8、Flume 日志采集工具

一、Flume 基本概念

Flume 是流式日志采集工具，Flume 提供对数据进行简单处理并且写到各种数据接受方（可定制）的能力，Flume 提供从本地文件（spooldirectorysource)、实时日志（taildir、exec)、REST 消息、Thrift、Avro、Syslog、Kafka 等数据源上收集数据的能力。

Flume 适用场景：应用系统产生的日志采集，采集后的数据供上层应用分析。 Flume 不适用场景：大量数据的实时数据采集（要求低延迟、高吞吐率）。

与其他开源日志收集工具 scribe 比较而言，几乎不用用户开发，scribe 需要用户另外开发 client,而 Flume 每一种数据源均有相应的 source 去读取或者接收数据。

适用环境：

提供从固定目录下采集日志信息到目的地（HDFS,Hbase,Kafka)能力。提供实时采集日志信息(taildir)到目的地的能力。

Flume 支持级联（多个 Flume 对接起来），合并数据的能力。 Flume 支持按照用户定制采集数据的能力。

二、Flume 架构

（1） Flume 的外部结构：

如上图所示，数据发生器（如：facebook,twitter）产生的数据被被单个的运行在数据发生器所在服务器上的 agent 所收集，之后数据收容器从各个 agent 上汇集数据并将采集到的数据存入到 HDFS 或者 HBase 中

（2） Flume 事件

事件作为 Flume 内部数据传输的最基本单元.它是由一个转载数据的字节数组(该数据组是从数据源接入点传入，并传输给传输器，也就是 HDFS/HBase)和一个可选头部构成.

典型的 Flume 事件如下面结构所示：

我们在将 event 在私人定制插件时比如：flume-hbase-sink 插件是，获取的就是 event 然后对其解析，并依据情况做过滤等，然后在传输给 HBase 或者 HDFS.

（3） FlumeAgent

我们在了解了 Flume 的外部结构之后,知道了 Flume 内部有一个或者多个Agent,然而对于每一个 Agent 来说,它就是一共独立的守护进程(JVM),它从客户端哪儿接收收集,或者从其他的 Agent 哪儿接收,然后迅速的将获取的数据传给下一个目的节点 sink,或者 agent.如下图所示 flume 的基本模型Agent 主要由三部分构成：Source、Channel 和 Sink

Source:数据源，即是产生日志信息的源头，Flume 会将原始数据建模抽象成自己处理的数据对象：event。

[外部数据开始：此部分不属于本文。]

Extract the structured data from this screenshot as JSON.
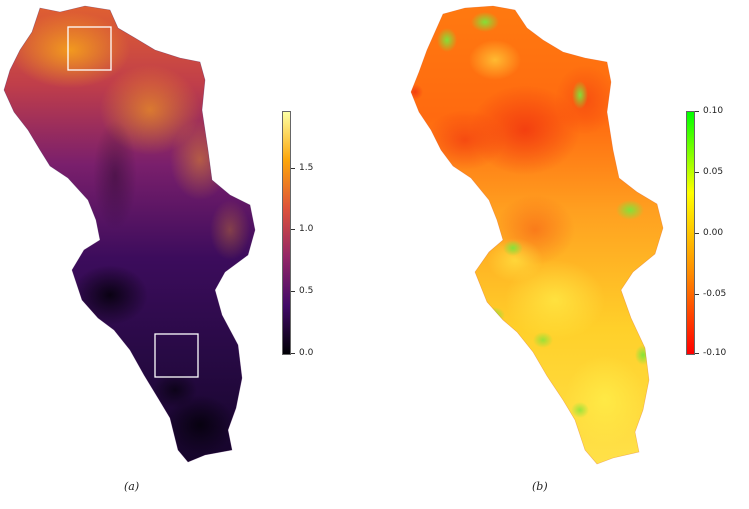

ChannelPocessor:通道处理器，主要作用是将 source 发过来的数据放入通道（channel）中。

Interceptor：拦截器，主要作用是将采集到的数据根据用户的配置进行过滤、修饰。ChannelSelector：通道选择器，主要作用是根据用户配置将数据放到不同的通道（channel）中。

Channel:通道，主要作用是临时缓存数据。

SinkRunner:Sink 运行器，主要作用是通过它来驱动 SinkProcessor,Sink Processor 驱动 sink 来从 channel 中取数据。

SinkProcessor:sink 处理器，它主要是根据配置使用不同的策略驱动 sink 从 channel 中取数据，目前策略有：负载均衡、故障转移、直通。Sink:主要作用是从 channel 中取出数据并将数据放到不同的目的地。event：一个数据单元，带有一个可选的消息头，Flume 传输的数据的基本单位是event，如果是文本文件，通常是一行记录，这也是事务的基本单位。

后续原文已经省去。